I’ve had a week of being shaky, teary and livid; sometimes all three at once.
I’ve written about rape before: about the horrors of Haiti, of Rwanda and other parts of the world where the act is used as a weapon of terror and subjugation on the masses. Despite mandates from international organisations. Despite the condemnation of public figures. Despite the revulsion of decent men and women everywhere, rape is still the chosen manner of intimidation and control of a man over a woman or girl. Male rape, under reported but fortunately seemingly less prevalent, is equally as vile.
The perpetrator of child rape takes an already heinous crime to a whole different level. In Texas child rapists are always prosecuted – assuming the rapist is known – and statistics show that mostly to be the case. It is a matter of when. Waiting becomes part of the trauma. Waiting for pregnancy and STD results; waiting for rape kit tests to be processed can take years; waiting to relive the event through the retelling for the courts is a sword of Damocles hovering over the victim’s life.
Rape, as a subject is distasteful but as a conversation important: mothers worldwide stress the right to say ‘no’ when talking to daughters about sex. Boys are taught to respect the word ‘no’. But how does a child say no, scream, kick or run away when they can’t believe what is happening to them, particularly if it is a trusted person? How does a child stand up to threats? And a child, boy or girl, is anyone below the age of consent.
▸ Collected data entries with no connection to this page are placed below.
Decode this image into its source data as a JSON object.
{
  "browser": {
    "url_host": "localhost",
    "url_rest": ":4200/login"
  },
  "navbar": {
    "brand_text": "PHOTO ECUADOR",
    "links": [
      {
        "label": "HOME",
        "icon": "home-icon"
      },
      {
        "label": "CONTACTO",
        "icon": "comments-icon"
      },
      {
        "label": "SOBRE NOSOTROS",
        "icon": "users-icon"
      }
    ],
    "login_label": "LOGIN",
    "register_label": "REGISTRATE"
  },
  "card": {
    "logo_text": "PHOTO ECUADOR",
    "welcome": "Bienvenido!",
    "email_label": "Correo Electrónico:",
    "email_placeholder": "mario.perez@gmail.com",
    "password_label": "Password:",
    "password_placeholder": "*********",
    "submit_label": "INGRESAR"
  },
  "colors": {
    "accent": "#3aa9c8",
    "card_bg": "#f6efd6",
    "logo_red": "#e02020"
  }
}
A small town north of Houston has been recently sullied by the rape of a girl, eleven years of age, by 17 young men and boys, with the number growing to possibly 28. It is a sordid tale of a child, loved within her family though maybe a little adrift but a child nonetheless, whose life has been marked by wanton and repeated cruelty all in the name of gratification.
Nearer to home the rape of a friend’s daughter, intelligent and beautiful and still two years from the age of consent, has brought the issue into sharp focus and closer than ever thought possible. Such is the cocoon we wrap ourselves in, hoping nudges at the edge of our children’s lives will be gentle tugs, and never cruel.
The wickedness of rape takes away a fundamental hope and right of victims all over the world: true and caring love. How dare any youth or man of any age take that away? How dare any woman manipulate a child into rape? Because no child ever raped will ever be a kid again. Because no woman or man raped will every wholly expunge the violation.
Rape in the abstract is hard to comprehend. Rape for real is in every, and under any, circumstance unfathomable. There is no such thing as extenuating circumstances in rape, no matter how lawyers may portray a victim. All perpetrators of the crime must be brought to trial, whether in The Hague or in Houston, as should those who falsely accuse anyone of such a malevolent crime.